1938 British film by Maclean Rogers

Miracles Do Happen is a 1940 British comedy film directed by Maclean Rogers and starring Aubrey Mallalieu, Jack Hobbs, Bruce Seton and Marjorie Taylor. It was written by Kathleen Butler, H. F. Maltby, Jack Marks and Con West, and made at Isleworth Studios as a quota quickie.

== Preservation status ==
The British Film Institute National Archive holds the film.

==Plot==
Professor Gilmore discovers a formula for making synthetic milk, and sets out to manufacture and market the product. Farcial adventures ensue when Gilmore and his associates raise the necessary funding, but then realise they have lost the formula.

==Cast==
- Aubrey Mallalieu as Professor Gilmore
- Jack Hobbs as Barry Strangeways
- Bruce Seton as Rodney Gilmore
- Marjorie Taylor as Peggy Manning
- George Carney as Mr. F. Greenlaw
- Molly Hamley-Clifford as Mrs. Greenlaw
- Anthony Holles as Proctor
- Douglas Stewart
- Derek Farr as Greenlaw's secretary
- Andreas Malandrinos as headwaiter
- Michael Ripper as Morning Comet reporter

== Reception ==
The Monthly Film Bulletin wrote: "This is an amusing, cheerful film with an entirely fantastic plot. Aubrey Mallalieu is good as the inventor and the rest of the cast support him nobly."

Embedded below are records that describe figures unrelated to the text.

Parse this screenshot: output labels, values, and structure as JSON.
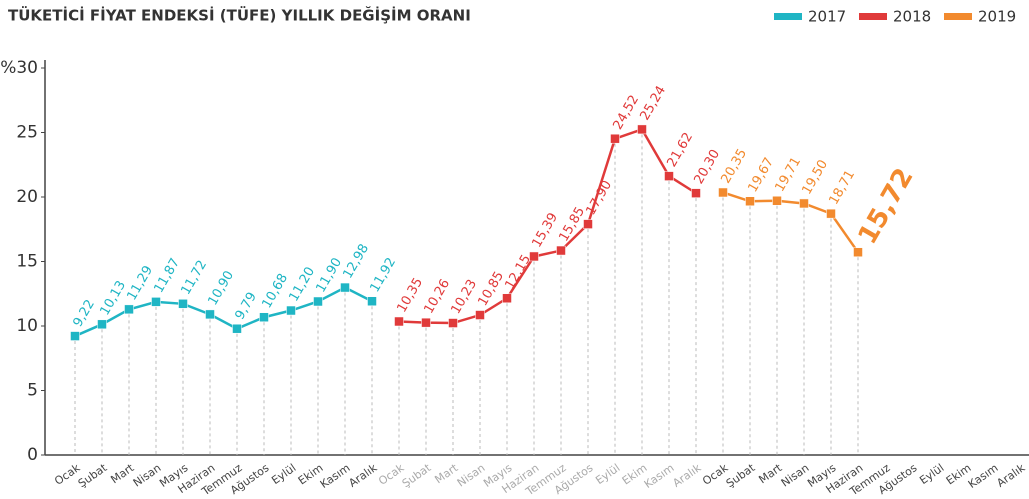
{
  "chart_data": {
    "type": "line",
    "title": "TÜKETİCİ FİYAT ENDEKSİ (TÜFE) YILLIK DEĞİŞİM ORANI",
    "categories": [
      "Ocak",
      "Şubat",
      "Mart",
      "Nisan",
      "Mayıs",
      "Haziran",
      "Temmuz",
      "Ağustos",
      "Eylül",
      "Ekim",
      "Kasım",
      "Aralık",
      "Ocak",
      "Şubat",
      "Mart",
      "Nisan",
      "Mayıs",
      "Haziran",
      "Temmuz",
      "Ağustos",
      "Eylül",
      "Ekim",
      "Kasım",
      "Aralık",
      "Ocak",
      "Şubat",
      "Mart",
      "Nisan",
      "Mayıs",
      "Haziran",
      "Temmuz",
      "Ağustos",
      "Eylül",
      "Ekim",
      "Kasım",
      "Aralık"
    ],
    "series": [
      {
        "name": "2017",
        "color": "#1fb5c4",
        "values": [
          9.22,
          10.13,
          11.29,
          11.87,
          11.72,
          10.9,
          9.79,
          10.68,
          11.2,
          11.9,
          12.98,
          11.92,
          null,
          null,
          null,
          null,
          null,
          null,
          null,
          null,
          null,
          null,
          null,
          null,
          null,
          null,
          null,
          null,
          null,
          null,
          null,
          null,
          null,
          null,
          null,
          null
        ],
        "value_labels": [
          "9,22",
          "10,13",
          "11,29",
          "11,87",
          "11,72",
          "10,90",
          "9,79",
          "10,68",
          "11,20",
          "11,90",
          "12,98",
          "11,92",
          null,
          null,
          null,
          null,
          null,
          null,
          null,
          null,
          null,
          null,
          null,
          null,
          null,
          null,
          null,
          null,
          null,
          null,
          null,
          null,
          null,
          null,
          null,
          null
        ]
      },
      {
        "name": "2018",
        "color": "#e03a3a",
        "values": [
          null,
          null,
          null,
          null,
          null,
          null,
          null,
          null,
          null,
          null,
          null,
          null,
          10.35,
          10.26,
          10.23,
          10.85,
          12.15,
          15.39,
          15.85,
          17.9,
          24.52,
          25.24,
          21.62,
          20.3,
          null,
          null,
          null,
          null,
          null,
          null,
          null,
          null,
          null,
          null,
          null,
          null
        ],
        "value_labels": [
          null,
          null,
          null,
          null,
          null,
          null,
          null,
          null,
          null,
          null,
          null,
          null,
          "10,35",
          "10,26",
          "10,23",
          "10,85",
          "12,15",
          "15,39",
          "15,85",
          "17,90",
          "24,52",
          "25,24",
          "21,62",
          "20,30",
          null,
          null,
          null,
          null,
          null,
          null,
          null,
          null,
          null,
          null,
          null,
          null
        ]
      },
      {
        "name": "2019",
        "color": "#f28a2e",
        "values": [
          null,
          null,
          null,
          null,
          null,
          null,
          null,
          null,
          null,
          null,
          null,
          null,
          null,
          null,
          null,
          null,
          null,
          null,
          null,
          null,
          null,
          null,
          null,
          null,
          20.35,
          19.67,
          19.71,
          19.5,
          18.71,
          15.72,
          null,
          null,
          null,
          null,
          null,
          null
        ],
        "value_labels": [
          null,
          null,
          null,
          null,
          null,
          null,
          null,
          null,
          null,
          null,
          null,
          null,
          null,
          null,
          null,
          null,
          null,
          null,
          null,
          null,
          null,
          null,
          null,
          null,
          "20,35",
          "19,67",
          "19,71",
          "19,50",
          "18,71",
          "15,72",
          null,
          null,
          null,
          null,
          null,
          null
        ]
      }
    ],
    "ylim": [
      0,
      30
    ],
    "yticks": [
      0,
      5,
      10,
      15,
      20,
      25,
      {
        "value": 30,
        "label": "%30"
      }
    ],
    "legend": "top-right"
  }
}
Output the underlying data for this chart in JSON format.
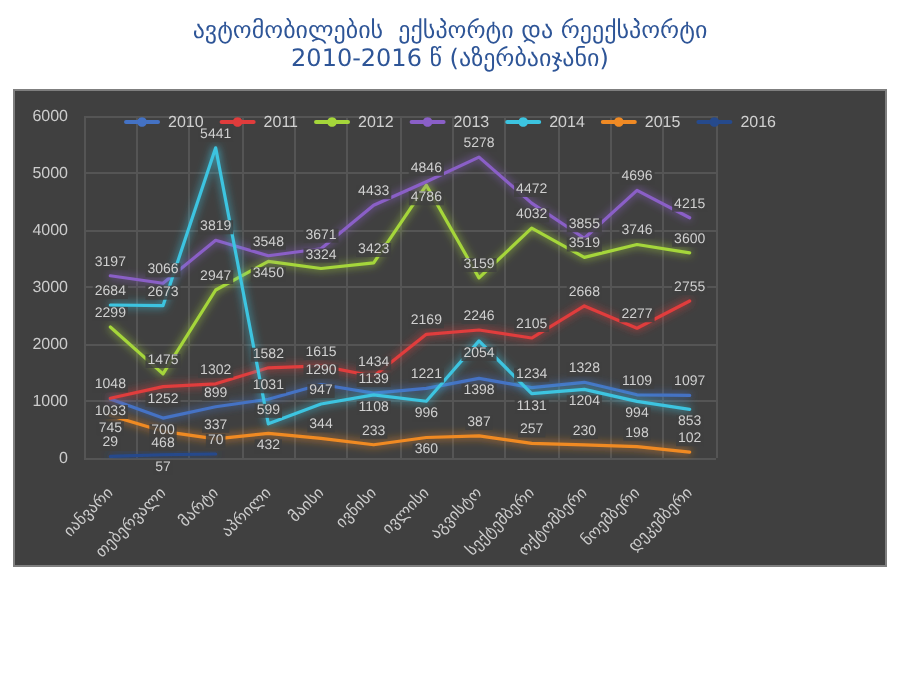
{
  "chart_data": {
    "type": "line",
    "title": "ავტომობილების  ექსპორტი და რეექსპორტი",
    "subtitle": "2010-2016 წ (აზერბაიჯანი)",
    "categories": [
      "იანვარი",
      "თებერვალი",
      "მარტი",
      "აპრილი",
      "მაისი",
      "ივნისი",
      "ივლისი",
      "აგვისტო",
      "სექტემბერი",
      "ოქტომბერი",
      "ნოემბერი",
      "დეკემბერი"
    ],
    "series": [
      {
        "name": "2010",
        "color": "#4472c4",
        "values": [
          1033,
          700,
          899,
          1031,
          1290,
          1139,
          1221,
          1398,
          1234,
          1328,
          1109,
          1097
        ]
      },
      {
        "name": "2011",
        "color": "#e03c3c",
        "values": [
          1048,
          1252,
          1302,
          1582,
          1615,
          1434,
          2169,
          2246,
          2105,
          2668,
          2277,
          2755
        ]
      },
      {
        "name": "2012",
        "color": "#a5d63a",
        "values": [
          2299,
          1475,
          2947,
          3450,
          3324,
          3423,
          4786,
          3159,
          4032,
          3519,
          3746,
          3600
        ]
      },
      {
        "name": "2013",
        "color": "#8a5fc7",
        "values": [
          3197,
          3066,
          3819,
          3548,
          3671,
          4433,
          4846,
          5278,
          4472,
          3855,
          4696,
          4215
        ]
      },
      {
        "name": "2014",
        "color": "#3cc4e0",
        "values": [
          2684,
          2673,
          5441,
          599,
          947,
          1108,
          996,
          2054,
          1131,
          1204,
          994,
          853
        ]
      },
      {
        "name": "2015",
        "color": "#f08a24",
        "values": [
          745,
          468,
          337,
          432,
          344,
          233,
          360,
          387,
          257,
          230,
          198,
          102
        ]
      },
      {
        "name": "2016",
        "color": "#264a8c",
        "values": [
          29,
          57,
          70,
          null,
          null,
          null,
          null,
          null,
          null,
          null,
          null,
          null
        ]
      }
    ],
    "ylim": [
      0,
      6000
    ],
    "yticks": [
      0,
      1000,
      2000,
      3000,
      4000,
      5000,
      6000
    ],
    "grid": true,
    "legend": "top",
    "data_labels": true,
    "marker": "none",
    "line_style": "solid"
  }
}
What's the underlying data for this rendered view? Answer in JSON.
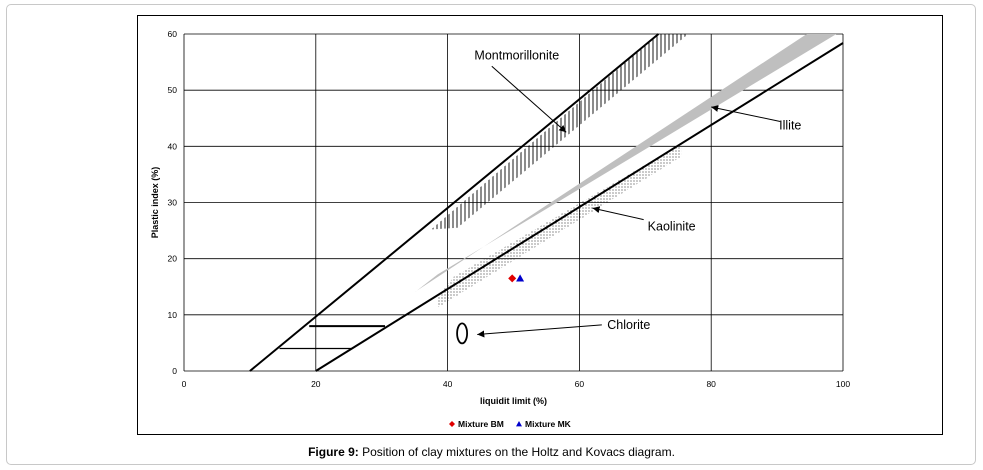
{
  "caption": {
    "label": "Figure 9:",
    "text": " Position of clay mixtures on the Holtz and Kovacs diagram."
  },
  "chart_data": {
    "type": "scatter",
    "title": "",
    "xlabel": "liquidit limit (%)",
    "ylabel": "Plastic index (%)",
    "xlim": [
      0,
      100
    ],
    "ylim": [
      0,
      60
    ],
    "xticks": [
      "0",
      "20",
      "40",
      "60",
      "80",
      "100"
    ],
    "yticks": [
      "0",
      "10",
      "20",
      "30",
      "40",
      "50",
      "60"
    ],
    "grid": true,
    "legend_position": "bottom",
    "reference_lines": [
      {
        "name": "U-line",
        "points": [
          [
            10,
            0
          ],
          [
            72,
            60
          ]
        ]
      },
      {
        "name": "A-line",
        "points": [
          [
            20,
            0
          ],
          [
            100,
            58.4
          ]
        ]
      }
    ],
    "horizontal_segments": [
      {
        "y": 8,
        "x": [
          19,
          30.5
        ]
      },
      {
        "y": 4,
        "x": [
          14.5,
          25.5
        ]
      }
    ],
    "regions": [
      {
        "name": "Montmorillonite",
        "label_at": [
          50.5,
          55.5
        ],
        "arrow_to": [
          58,
          42.5
        ]
      },
      {
        "name": "Illite",
        "label_at": [
          92,
          43
        ],
        "arrow_to": [
          80,
          47
        ]
      },
      {
        "name": "Kaolinite",
        "label_at": [
          74,
          25
        ],
        "arrow_to": [
          62,
          29
        ]
      },
      {
        "name": "Chlorite",
        "label_at": [
          67.5,
          7.5
        ],
        "arrow_to": [
          44.5,
          6.5
        ]
      }
    ],
    "series": [
      {
        "name": "Mixture BM",
        "color": "#e00000",
        "marker": "diamond",
        "points": [
          [
            49.8,
            16.5
          ]
        ]
      },
      {
        "name": "Mixture MK",
        "color": "#0000cc",
        "marker": "triangle",
        "points": [
          [
            51,
            16.5
          ]
        ]
      }
    ]
  }
}
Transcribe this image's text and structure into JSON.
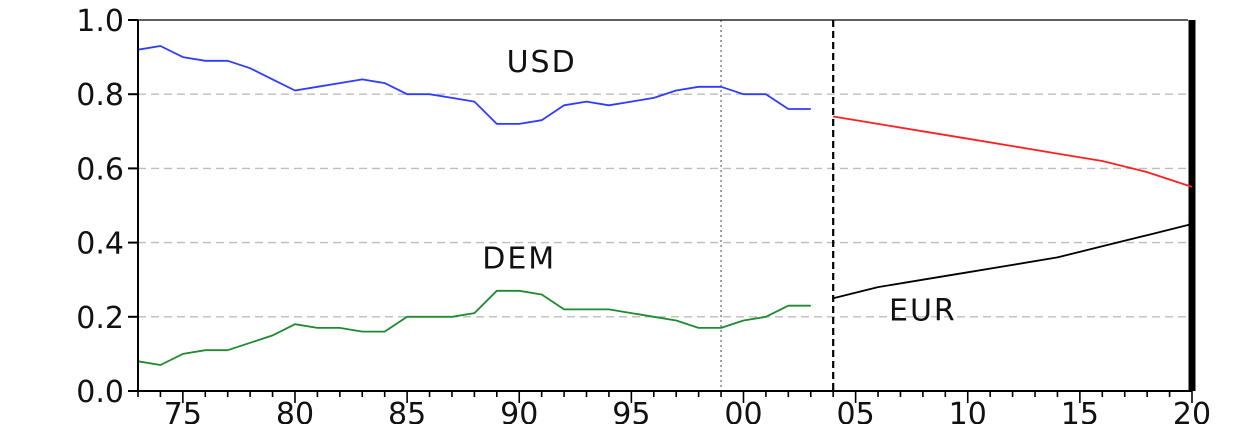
{
  "chart_data": {
    "type": "line",
    "title": "",
    "xlabel": "",
    "ylabel": "",
    "xlim": [
      1973,
      2020
    ],
    "ylim": [
      0.0,
      1.0
    ],
    "grid": "horizontal dashed at 0.2, 0.4, 0.6, 0.8; vertical dotted at 1999",
    "x_tick_labels": [
      {
        "x": 1975,
        "label": "75"
      },
      {
        "x": 1980,
        "label": "80"
      },
      {
        "x": 1985,
        "label": "85"
      },
      {
        "x": 1990,
        "label": "90"
      },
      {
        "x": 1995,
        "label": "95"
      },
      {
        "x": 2000,
        "label": "00"
      },
      {
        "x": 2005,
        "label": "05"
      },
      {
        "x": 2010,
        "label": "10"
      },
      {
        "x": 2015,
        "label": "15"
      },
      {
        "x": 2020,
        "label": "20"
      }
    ],
    "y_tick_labels": [
      {
        "y": 0.0,
        "label": "0.0"
      },
      {
        "y": 0.2,
        "label": "0.2"
      },
      {
        "y": 0.4,
        "label": "0.4"
      },
      {
        "y": 0.6,
        "label": "0.6"
      },
      {
        "y": 0.8,
        "label": "0.8"
      },
      {
        "y": 1.0,
        "label": "1.0"
      }
    ],
    "vertical_markers": [
      {
        "x": 1999,
        "style": "dotted",
        "color": "#999999"
      },
      {
        "x": 2004,
        "style": "dashed",
        "color": "#000000"
      },
      {
        "x": 2020,
        "style": "solid-thick",
        "color": "#000000"
      }
    ],
    "series": [
      {
        "name": "USD",
        "color": "#2f3cff",
        "x": [
          1973,
          1974,
          1975,
          1976,
          1977,
          1978,
          1979,
          1980,
          1981,
          1982,
          1983,
          1984,
          1985,
          1986,
          1987,
          1988,
          1989,
          1990,
          1991,
          1992,
          1993,
          1994,
          1995,
          1996,
          1997,
          1998,
          1999,
          2000,
          2001,
          2002,
          2003
        ],
        "values": [
          0.92,
          0.93,
          0.9,
          0.89,
          0.89,
          0.87,
          0.84,
          0.81,
          0.82,
          0.83,
          0.84,
          0.83,
          0.8,
          0.8,
          0.79,
          0.78,
          0.72,
          0.72,
          0.73,
          0.77,
          0.78,
          0.77,
          0.78,
          0.79,
          0.81,
          0.82,
          0.82,
          0.8,
          0.8,
          0.76,
          0.76
        ]
      },
      {
        "name": "DEM",
        "color": "#1f8a2f",
        "x": [
          1973,
          1974,
          1975,
          1976,
          1977,
          1978,
          1979,
          1980,
          1981,
          1982,
          1983,
          1984,
          1985,
          1986,
          1987,
          1988,
          1989,
          1990,
          1991,
          1992,
          1993,
          1994,
          1995,
          1996,
          1997,
          1998,
          1999,
          2000,
          2001,
          2002,
          2003
        ],
        "values": [
          0.08,
          0.07,
          0.1,
          0.11,
          0.11,
          0.13,
          0.15,
          0.18,
          0.17,
          0.17,
          0.16,
          0.16,
          0.2,
          0.2,
          0.2,
          0.21,
          0.27,
          0.27,
          0.26,
          0.22,
          0.22,
          0.22,
          0.21,
          0.2,
          0.19,
          0.17,
          0.17,
          0.19,
          0.2,
          0.23,
          0.23
        ]
      },
      {
        "name": "",
        "color": "#ff2020",
        "x": [
          2004,
          2006,
          2008,
          2010,
          2012,
          2014,
          2016,
          2018,
          2020
        ],
        "values": [
          0.74,
          0.72,
          0.7,
          0.68,
          0.66,
          0.64,
          0.62,
          0.59,
          0.55
        ]
      },
      {
        "name": "EUR",
        "color": "#000000",
        "x": [
          2004,
          2006,
          2008,
          2010,
          2012,
          2014,
          2016,
          2018,
          2020
        ],
        "values": [
          0.25,
          0.28,
          0.3,
          0.32,
          0.34,
          0.36,
          0.39,
          0.42,
          0.45
        ]
      }
    ],
    "annotations": [
      {
        "text": "USD",
        "x": 1991,
        "y": 0.89
      },
      {
        "text": "DEM",
        "x": 1990,
        "y": 0.36
      },
      {
        "text": "EUR",
        "x": 2008,
        "y": 0.22
      }
    ]
  }
}
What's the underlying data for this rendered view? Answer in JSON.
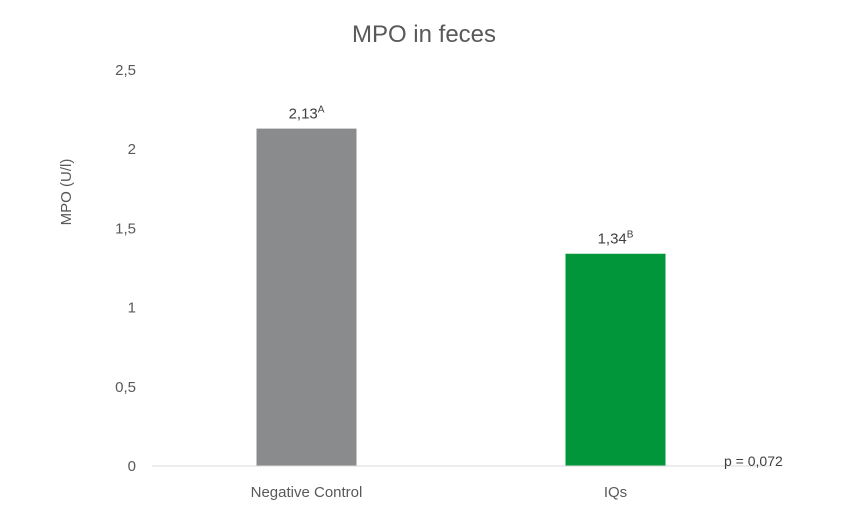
{
  "chart_data": {
    "type": "bar",
    "title": "MPO in feces",
    "ylabel": "MPO (U/l)",
    "xlabel": "",
    "ylim": [
      0,
      2.5
    ],
    "ytick_labels": [
      "0",
      "0,5",
      "1",
      "1,5",
      "2",
      "2,5"
    ],
    "yticks": [
      0,
      0.5,
      1,
      1.5,
      2,
      2.5
    ],
    "categories": [
      "Negative Control",
      "IQs"
    ],
    "values": [
      2.13,
      1.34
    ],
    "data_labels": [
      "2,13",
      "1,34"
    ],
    "data_label_letters": [
      "A",
      "B"
    ],
    "bar_colors": [
      "#898b8c",
      "#02963a"
    ],
    "grid": false,
    "legend": "none",
    "annotation": "p = 0,072"
  }
}
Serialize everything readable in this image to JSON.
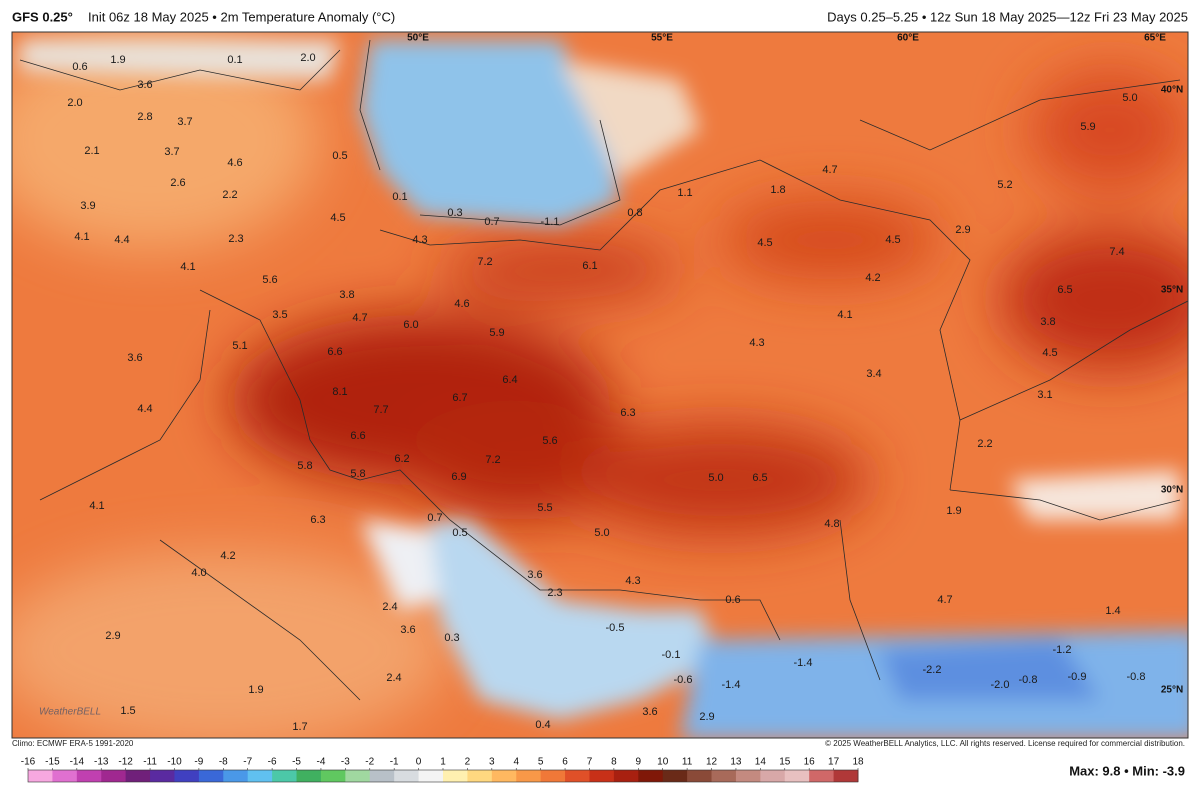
{
  "header": {
    "model": "GFS 0.25°",
    "info": "Init 06z 18 May 2025 • 2m Temperature Anomaly (°C)",
    "valid": "Days 0.25–5.25 • 12z Sun 18 May 2025—12z Fri 23 May 2025"
  },
  "map": {
    "graticule": [
      "50°E",
      "55°E",
      "60°E",
      "65°E",
      "40°N",
      "35°N",
      "30°N",
      "25°N"
    ],
    "labels": [
      "0.6",
      "1.9",
      "3.6",
      "0.1",
      "2.0",
      "2.0",
      "2.8",
      "3.7",
      "2.1",
      "4.6",
      "3.7",
      "2.6",
      "2.2",
      "0.5",
      "0.1",
      "0.3",
      "0.7",
      "-1.1",
      "0.8",
      "1.1",
      "1.8",
      "4.7",
      "5.2",
      "5.9",
      "5.0",
      "3.9",
      "4.1",
      "4.4",
      "2.3",
      "4.5",
      "4.3",
      "7.2",
      "6.1",
      "4.5",
      "4.5",
      "2.9",
      "7.4",
      "4.1",
      "5.6",
      "3.8",
      "4.6",
      "4.2",
      "6.5",
      "3.5",
      "4.7",
      "6.0",
      "5.9",
      "4.1",
      "3.8",
      "5.1",
      "6.6",
      "4.3",
      "4.5",
      "3.6",
      "8.1",
      "6.4",
      "3.4",
      "3.1",
      "7.7",
      "6.7",
      "4.4",
      "6.3",
      "6.6",
      "5.6",
      "2.2",
      "5.8",
      "5.8",
      "6.2",
      "7.2",
      "5.0",
      "6.5",
      "6.9",
      "4.1",
      "5.5",
      "1.9",
      "6.3",
      "0.7",
      "0.5",
      "5.0",
      "4.8",
      "4.2",
      "4.0",
      "3.6",
      "4.3",
      "2.3",
      "2.4",
      "4.7",
      "1.4",
      "0.6",
      "3.6",
      "0.3",
      "-0.5",
      "2.9",
      "-1.2",
      "-0.1",
      "-1.4",
      "-2.2",
      "1.9",
      "2.4",
      "-0.6",
      "-2.0",
      "-0.8",
      "-0.9",
      "-0.8",
      "1.5",
      "1.7",
      "0.4",
      "3.6",
      "2.9",
      "-1.4"
    ]
  },
  "footer": {
    "climo": "Climo: ECMWF ERA-5 1991-2020",
    "copyright": "© 2025 WeatherBELL Analytics, LLC. All rights reserved. License required for commercial distribution.",
    "logo": "WeatherBELL",
    "maxmin": "Max: 9.8 • Min: -3.9",
    "colorbar_ticks": [
      -16,
      -15,
      -14,
      -13,
      -12,
      -11,
      -10,
      -9,
      -8,
      -7,
      -6,
      -5,
      -4,
      -3,
      -2,
      -1,
      0,
      1,
      2,
      3,
      4,
      5,
      6,
      7,
      8,
      9,
      10,
      11,
      12,
      13,
      14,
      15,
      16,
      17,
      18
    ]
  }
}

Kine Weekly wrote: "The picture's aim is to make good, wholesome fun, aud as such it is commendably successful. The story keeps moving all the time, and amusing situations are continuous."

The Daily Film Renter wrote: "Story amusingly put together, moving smoothly, supported by snappy and amusing dialogue. Slight romantic interest, sound portrayals by leading players. Modest picture, competently made, offering worthwhile support for most situations."